Значит, он действительно собирал солнечные лучи!
Случалось, что он не выходил из дому. Слабый, утомленный, он полулежал в своем кресле, сложив поверх пледа бледные руки. Ему трудно было дышать, но лицо хранило доброе, кроткое выражение.
– Старость! – говорил он. – Как это нелюбезно со стороны природы – не дать нам самим выбрать род смерти, какой нам нравится!
Он шутил и на все глядел прощально, но ласково.
Он очень хорошо относился к Атте Фрикен, и она, со своей стороны, всячески старалась удружить ему. Когда приходил почтальон, она сама брала у него письма и бежала к двухэтажному дому со шпилем на крыше.

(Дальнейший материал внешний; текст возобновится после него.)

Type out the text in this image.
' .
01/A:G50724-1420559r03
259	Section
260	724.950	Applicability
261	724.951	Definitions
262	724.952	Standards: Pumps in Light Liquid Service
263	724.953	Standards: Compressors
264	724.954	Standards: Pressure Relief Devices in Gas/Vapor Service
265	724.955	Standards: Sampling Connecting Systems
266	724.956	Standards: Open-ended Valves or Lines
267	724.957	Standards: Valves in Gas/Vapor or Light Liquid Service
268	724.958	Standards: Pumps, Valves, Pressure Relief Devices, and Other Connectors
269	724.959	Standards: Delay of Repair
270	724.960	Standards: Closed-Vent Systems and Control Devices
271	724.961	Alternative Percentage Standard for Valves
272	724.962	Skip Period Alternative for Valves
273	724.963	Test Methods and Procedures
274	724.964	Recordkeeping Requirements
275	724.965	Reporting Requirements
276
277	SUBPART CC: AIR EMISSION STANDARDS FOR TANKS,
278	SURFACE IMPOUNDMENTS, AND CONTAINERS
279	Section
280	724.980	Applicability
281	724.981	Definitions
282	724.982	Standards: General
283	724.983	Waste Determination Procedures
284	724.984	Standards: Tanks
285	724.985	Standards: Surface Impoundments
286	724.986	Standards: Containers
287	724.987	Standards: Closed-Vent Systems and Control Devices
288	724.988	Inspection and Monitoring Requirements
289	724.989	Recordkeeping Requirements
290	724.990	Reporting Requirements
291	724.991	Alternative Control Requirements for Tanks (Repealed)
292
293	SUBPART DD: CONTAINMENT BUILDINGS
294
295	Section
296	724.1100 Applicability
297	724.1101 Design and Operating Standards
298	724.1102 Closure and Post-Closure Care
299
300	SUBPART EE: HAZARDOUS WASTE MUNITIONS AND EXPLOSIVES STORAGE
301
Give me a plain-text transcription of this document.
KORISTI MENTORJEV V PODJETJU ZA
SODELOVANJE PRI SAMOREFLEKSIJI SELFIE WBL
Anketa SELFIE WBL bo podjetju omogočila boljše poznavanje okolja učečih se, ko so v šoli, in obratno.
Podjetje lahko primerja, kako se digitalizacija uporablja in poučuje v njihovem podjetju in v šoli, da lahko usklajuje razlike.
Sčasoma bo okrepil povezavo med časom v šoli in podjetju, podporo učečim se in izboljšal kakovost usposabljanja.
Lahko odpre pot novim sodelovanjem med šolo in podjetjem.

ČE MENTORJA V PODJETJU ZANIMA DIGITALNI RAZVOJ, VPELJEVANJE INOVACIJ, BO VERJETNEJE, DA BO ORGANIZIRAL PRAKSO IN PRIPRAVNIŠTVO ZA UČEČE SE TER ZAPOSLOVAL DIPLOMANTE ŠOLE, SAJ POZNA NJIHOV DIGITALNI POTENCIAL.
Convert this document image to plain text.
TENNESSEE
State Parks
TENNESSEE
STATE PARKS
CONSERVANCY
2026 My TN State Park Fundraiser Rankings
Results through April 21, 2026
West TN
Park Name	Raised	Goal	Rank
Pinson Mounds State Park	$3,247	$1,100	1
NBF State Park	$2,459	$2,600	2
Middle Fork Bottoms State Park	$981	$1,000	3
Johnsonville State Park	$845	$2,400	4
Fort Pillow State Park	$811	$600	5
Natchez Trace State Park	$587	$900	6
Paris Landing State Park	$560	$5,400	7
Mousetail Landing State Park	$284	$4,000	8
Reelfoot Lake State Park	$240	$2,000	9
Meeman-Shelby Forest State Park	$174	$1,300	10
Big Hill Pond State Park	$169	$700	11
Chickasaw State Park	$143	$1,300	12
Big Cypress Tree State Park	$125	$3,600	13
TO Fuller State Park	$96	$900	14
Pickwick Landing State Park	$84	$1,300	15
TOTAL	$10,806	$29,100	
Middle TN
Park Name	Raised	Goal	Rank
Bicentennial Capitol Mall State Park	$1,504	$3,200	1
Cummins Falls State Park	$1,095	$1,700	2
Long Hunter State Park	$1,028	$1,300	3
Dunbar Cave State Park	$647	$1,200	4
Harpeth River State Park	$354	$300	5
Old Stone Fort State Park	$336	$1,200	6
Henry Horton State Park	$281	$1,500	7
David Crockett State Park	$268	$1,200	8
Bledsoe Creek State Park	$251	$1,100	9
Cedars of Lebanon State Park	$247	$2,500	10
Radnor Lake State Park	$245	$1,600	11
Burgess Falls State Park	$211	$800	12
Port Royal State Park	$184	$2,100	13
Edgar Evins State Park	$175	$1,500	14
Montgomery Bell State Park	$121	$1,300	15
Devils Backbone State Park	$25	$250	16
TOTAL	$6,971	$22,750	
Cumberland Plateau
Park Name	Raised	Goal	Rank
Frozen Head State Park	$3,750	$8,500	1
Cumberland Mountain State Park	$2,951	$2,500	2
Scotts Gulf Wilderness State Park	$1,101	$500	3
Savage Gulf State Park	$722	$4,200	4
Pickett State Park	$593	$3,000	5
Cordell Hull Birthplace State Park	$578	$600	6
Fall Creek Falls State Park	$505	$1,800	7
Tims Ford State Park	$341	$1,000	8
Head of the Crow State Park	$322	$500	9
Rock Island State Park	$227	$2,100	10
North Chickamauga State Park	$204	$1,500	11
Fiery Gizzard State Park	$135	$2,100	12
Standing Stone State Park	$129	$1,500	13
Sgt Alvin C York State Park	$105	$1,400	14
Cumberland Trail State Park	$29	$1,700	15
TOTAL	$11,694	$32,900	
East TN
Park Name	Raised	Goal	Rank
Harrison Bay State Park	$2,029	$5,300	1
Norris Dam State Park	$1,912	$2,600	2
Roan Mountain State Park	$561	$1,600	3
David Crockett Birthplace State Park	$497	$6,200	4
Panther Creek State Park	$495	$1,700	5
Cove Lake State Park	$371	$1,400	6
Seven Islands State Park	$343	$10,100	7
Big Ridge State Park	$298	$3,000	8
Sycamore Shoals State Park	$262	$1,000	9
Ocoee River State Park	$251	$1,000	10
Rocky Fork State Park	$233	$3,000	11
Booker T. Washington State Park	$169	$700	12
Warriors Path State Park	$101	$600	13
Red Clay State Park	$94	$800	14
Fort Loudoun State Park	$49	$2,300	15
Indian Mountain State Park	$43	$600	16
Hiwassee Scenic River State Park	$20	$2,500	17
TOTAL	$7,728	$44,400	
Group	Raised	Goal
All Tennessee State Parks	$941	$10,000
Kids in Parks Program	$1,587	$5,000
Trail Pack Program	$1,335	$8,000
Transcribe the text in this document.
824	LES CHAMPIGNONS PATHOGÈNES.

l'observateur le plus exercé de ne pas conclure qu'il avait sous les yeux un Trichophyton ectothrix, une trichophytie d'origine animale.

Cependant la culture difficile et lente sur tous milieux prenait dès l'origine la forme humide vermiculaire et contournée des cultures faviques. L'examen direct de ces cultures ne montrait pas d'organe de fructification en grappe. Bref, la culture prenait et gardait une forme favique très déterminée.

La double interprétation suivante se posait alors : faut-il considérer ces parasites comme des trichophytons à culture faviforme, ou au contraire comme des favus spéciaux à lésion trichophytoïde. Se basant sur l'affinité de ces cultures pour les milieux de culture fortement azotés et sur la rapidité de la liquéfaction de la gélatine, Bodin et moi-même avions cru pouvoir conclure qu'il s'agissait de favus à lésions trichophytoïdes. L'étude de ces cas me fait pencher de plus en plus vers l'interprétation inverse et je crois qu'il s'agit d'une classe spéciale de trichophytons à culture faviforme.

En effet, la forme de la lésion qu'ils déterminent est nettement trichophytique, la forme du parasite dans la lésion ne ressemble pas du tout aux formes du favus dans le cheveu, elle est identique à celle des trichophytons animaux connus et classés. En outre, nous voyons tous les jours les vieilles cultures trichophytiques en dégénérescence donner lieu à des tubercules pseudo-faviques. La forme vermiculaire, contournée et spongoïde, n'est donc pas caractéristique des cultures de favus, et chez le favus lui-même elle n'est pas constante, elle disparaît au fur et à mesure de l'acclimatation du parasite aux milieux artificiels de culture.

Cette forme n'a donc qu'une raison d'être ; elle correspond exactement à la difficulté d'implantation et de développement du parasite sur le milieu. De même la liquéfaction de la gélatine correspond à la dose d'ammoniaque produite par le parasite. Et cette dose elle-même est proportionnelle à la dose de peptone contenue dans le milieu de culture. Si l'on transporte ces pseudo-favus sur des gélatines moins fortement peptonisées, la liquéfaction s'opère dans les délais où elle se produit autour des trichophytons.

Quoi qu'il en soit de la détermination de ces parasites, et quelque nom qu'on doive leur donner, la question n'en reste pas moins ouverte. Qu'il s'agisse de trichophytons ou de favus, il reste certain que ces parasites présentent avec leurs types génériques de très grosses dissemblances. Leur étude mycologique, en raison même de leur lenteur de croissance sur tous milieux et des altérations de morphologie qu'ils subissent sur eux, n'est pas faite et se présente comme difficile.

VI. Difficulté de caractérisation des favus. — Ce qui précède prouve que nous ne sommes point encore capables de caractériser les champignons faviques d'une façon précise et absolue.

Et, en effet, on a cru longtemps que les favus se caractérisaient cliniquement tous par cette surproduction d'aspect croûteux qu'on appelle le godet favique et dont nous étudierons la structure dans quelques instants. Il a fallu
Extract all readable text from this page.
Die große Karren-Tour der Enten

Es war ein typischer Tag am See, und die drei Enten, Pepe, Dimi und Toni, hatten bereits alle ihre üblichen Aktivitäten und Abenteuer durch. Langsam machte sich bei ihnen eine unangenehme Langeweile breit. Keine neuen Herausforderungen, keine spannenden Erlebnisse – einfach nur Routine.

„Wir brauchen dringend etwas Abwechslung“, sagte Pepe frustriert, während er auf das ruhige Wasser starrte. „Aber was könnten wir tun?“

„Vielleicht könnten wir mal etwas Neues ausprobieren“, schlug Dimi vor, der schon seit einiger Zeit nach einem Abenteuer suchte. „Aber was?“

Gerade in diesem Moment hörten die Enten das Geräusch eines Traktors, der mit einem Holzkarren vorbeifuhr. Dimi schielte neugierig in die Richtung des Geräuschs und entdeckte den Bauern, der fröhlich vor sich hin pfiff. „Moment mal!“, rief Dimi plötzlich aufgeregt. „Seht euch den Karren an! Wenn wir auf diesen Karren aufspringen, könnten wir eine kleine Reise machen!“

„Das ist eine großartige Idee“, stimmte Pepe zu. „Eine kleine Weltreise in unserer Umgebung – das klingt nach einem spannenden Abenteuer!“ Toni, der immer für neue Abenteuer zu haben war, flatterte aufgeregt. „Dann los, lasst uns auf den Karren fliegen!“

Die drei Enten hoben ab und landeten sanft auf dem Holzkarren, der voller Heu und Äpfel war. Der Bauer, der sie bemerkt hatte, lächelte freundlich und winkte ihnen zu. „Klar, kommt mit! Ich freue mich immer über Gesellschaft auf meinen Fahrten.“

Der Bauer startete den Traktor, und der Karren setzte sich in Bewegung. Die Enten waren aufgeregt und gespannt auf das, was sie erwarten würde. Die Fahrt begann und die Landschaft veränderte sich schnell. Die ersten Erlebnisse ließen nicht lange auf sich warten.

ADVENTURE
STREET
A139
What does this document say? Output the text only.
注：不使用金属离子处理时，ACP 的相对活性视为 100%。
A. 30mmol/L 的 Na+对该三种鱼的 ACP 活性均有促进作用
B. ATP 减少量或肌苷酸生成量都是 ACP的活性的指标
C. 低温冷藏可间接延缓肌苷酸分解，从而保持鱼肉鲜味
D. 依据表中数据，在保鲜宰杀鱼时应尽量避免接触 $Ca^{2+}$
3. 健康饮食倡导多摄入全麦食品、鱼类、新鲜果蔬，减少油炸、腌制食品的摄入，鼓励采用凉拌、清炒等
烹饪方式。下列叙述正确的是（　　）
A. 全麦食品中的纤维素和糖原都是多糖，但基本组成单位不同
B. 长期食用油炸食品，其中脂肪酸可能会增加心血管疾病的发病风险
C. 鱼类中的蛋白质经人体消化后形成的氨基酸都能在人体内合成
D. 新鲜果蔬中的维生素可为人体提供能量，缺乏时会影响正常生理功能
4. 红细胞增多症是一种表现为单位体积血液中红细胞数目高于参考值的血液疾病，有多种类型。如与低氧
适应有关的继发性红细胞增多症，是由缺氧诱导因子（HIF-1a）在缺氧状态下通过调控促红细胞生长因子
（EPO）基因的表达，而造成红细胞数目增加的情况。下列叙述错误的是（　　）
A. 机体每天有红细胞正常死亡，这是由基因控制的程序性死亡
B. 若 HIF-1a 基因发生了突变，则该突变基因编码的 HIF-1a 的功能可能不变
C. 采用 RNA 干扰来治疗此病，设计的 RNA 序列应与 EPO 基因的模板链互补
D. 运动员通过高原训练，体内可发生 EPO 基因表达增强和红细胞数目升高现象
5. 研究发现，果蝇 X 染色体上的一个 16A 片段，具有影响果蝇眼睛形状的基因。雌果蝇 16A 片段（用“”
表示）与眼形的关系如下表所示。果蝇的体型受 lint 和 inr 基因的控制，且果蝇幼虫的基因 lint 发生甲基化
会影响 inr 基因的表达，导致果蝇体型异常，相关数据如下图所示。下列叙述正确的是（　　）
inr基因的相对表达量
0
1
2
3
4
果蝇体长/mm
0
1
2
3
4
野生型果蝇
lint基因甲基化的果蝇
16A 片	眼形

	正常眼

А так как телеграмма должна быть доставлена как можно скорее, то, получив однажды телеграмму от почтальона, Атта помчалась к Григу со всех ног.
Но – увы! – это было плохое известие! Он схватился за сердце и чуть не упал. Потом он сказал Атте:
– Милое дитя, я испугал тебя! Но у меня большое горе: умер мой брат!
Григ уехал в город и пробыл там три дня.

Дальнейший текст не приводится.